LE JOURNAL DU DROIT DES JEUNES

L'éditorial de Alexandra Roelandt et Benoit Van Keirsbilck dans le JDJ N°406

De toute évidence,il n’y a rien de mal à cela !

Difficile de ne pas revenir sur le passage fracassant de Viktor Orban lors du dernier sommet européen. Le Premier ministre, qui fut pourtant libéral, n’a pas hésité à défendre une loi hongroise récemment votée portant atteinte aux droits des personnes LGBTQI+.

Ce texte, qui amalgame honteusement l’homosexualité et la pédophilie, vise à bannir de l’espace public tout support, écrit ou oral, «promouvant l’homosexualité» ainsi que «la déviation de l’identité de genre et le changement de sexe», notamment auprès des jeunes.

Le même Viktor Orban entend donner le monopole de l’éducation sexuelle à la sphère familiale, comme si tous les parents étaient bien positionnés ou bien outillés pour aborder tous les aspects de cette question avec leur enfant et comme si ce n’était pas une responsabilité globale de l’ensemble de la société.

Même si l’Union a vivement réagi et menacé la Hongrie de sanctions (1), ce qui témoigne de l’émotion heureusement suscitée par ce genre de dérives, celle-ci n’est pas un acte isolé. La Turquie en est un parfait exemple, puisqu’elle n’a pas hésité à dénoncer la Convention d’Istanbul, un instrument pourtant fondamental à la promotion du respect des droits humains et la lutte contre les violences faites aux femmes, considérant que le texte «menace les valeurs familiales» et «normalise l’homosexualité».

Nouvel exemple, parmi tant d’autres, que les droits ne sont jamais définitivement acquis, mais restent des combats permanents.

Plus globalement, chez nous aussi, il faut reconnaître que le machisme reste ancré dans la culture et les stéréotypes de genre continuent à être largement diffusés. Internet est bien souvent la principale source d’information et «d’éducation» des jeunes, alors qu’il montre une image souvent bien pauvre, très stéréotypée et déshumanisante de la sexualité, véhiculant les pires horreurs, les préjugés, la violence, la domination, l’inégalité, l’homophobie où la notion de respect de soi et de l’autre est trop rarement présente.

Il est indispensable de continuer à identifier et déconstruire ces informations et favoriser une éducation à la vie affective et sexuelle, à partir d’un jeune âge (adaptée au stade de développement) et bien sûr aborder la délicate question du consentement, qui doit être rappelée encore et encore.

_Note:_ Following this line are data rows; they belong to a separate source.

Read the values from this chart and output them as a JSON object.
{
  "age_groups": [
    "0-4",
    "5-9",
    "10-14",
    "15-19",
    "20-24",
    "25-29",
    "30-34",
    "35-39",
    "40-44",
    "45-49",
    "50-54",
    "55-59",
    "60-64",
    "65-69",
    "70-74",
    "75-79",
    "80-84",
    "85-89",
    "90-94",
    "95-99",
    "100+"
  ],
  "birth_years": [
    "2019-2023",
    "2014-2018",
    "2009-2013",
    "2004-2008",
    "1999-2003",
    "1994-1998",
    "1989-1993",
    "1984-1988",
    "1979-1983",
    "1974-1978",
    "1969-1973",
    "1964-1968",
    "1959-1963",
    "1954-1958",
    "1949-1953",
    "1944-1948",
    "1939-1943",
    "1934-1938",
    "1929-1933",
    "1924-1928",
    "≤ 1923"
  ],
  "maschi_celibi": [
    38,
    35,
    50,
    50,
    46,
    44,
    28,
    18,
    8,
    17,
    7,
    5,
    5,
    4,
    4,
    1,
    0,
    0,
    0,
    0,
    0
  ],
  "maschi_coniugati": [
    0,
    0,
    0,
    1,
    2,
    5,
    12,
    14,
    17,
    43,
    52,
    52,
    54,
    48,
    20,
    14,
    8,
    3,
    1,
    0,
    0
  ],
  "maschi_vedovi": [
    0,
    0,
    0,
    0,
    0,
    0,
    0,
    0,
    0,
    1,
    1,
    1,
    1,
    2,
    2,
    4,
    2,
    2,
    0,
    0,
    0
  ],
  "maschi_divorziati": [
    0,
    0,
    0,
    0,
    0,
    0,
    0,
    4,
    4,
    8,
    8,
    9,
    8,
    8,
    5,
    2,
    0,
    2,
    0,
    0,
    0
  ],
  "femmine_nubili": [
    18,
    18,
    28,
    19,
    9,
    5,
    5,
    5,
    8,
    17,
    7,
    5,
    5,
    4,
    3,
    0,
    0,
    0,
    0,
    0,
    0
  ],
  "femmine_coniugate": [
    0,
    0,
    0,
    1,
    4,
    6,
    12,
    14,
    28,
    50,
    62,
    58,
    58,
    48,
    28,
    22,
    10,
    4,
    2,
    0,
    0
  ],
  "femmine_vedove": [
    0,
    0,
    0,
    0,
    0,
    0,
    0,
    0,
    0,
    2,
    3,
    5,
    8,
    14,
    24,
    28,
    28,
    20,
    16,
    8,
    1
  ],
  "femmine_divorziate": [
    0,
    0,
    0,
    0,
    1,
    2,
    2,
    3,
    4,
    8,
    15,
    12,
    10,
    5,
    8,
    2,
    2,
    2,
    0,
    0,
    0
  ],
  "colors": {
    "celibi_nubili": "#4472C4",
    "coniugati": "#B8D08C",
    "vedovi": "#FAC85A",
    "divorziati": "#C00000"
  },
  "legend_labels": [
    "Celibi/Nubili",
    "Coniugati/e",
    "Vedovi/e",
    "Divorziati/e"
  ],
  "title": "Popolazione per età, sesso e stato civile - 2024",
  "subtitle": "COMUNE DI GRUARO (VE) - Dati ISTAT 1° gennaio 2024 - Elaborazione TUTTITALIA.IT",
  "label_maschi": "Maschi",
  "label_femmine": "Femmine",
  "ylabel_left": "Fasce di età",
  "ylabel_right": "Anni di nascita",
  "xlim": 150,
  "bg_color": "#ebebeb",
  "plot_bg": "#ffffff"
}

Pourtant, comme le rappelle le Conseil de l’Europe, «Une éducation sexuelle complète protège les enfants et contribue à rendre la société plus sûre et inclusive» (2). Ce qui implique de reconnaître que la sexualité fait partie intégrante de la vie et que les enfants et les jeunes ont le droit de recevoir des informations fiables, scientifiques et complètes dans ce domaine en évitant qu’elles ne traitent uniquement de la biologie et de la reproduction, mais permettent véritablement aux enfants de connaître leur corps et leurs droits et de s’informer sur l’égalité de genre, l’orientation sexuelle, l’identité de genre et les relations saines.

Comme le rappelle Dunja Mijatović, Commissaire aux droits de l’homme du Conseil de l’Europe, «L’éducation sexuelle permet en effet d’apprendre à connaître ses droits et à respecter ceux d’autrui, à protéger sa santé et à adopter une attitude constructive à l’égard des questions sexuelles et relationnelles. Elle permet aussi d’acquérir des compétences utiles dans tous les domaines de la vie, telles que la confiance en soi, l’esprit critique et la capacité à prendre des décisions éclairées. De toute évidence, il n’y a rien de mal à cela.» (3)

Alexandra Roelandt et Benoit Van Keirsbilck


(1) «Parler c’est bien, agir c’est mieux», carte blanche initiée par différents professeurs d’université, — Le Soir « Droits des LGBTQIA+ en Hongrie : après les paroles, les actes ? », 25 juin 2021
(2) Une éducation sexuelle complète protège les enfants et contribue à rendre la société plus sûre et inclusive
(3) Site du Conseil de l’Europe, op. cit.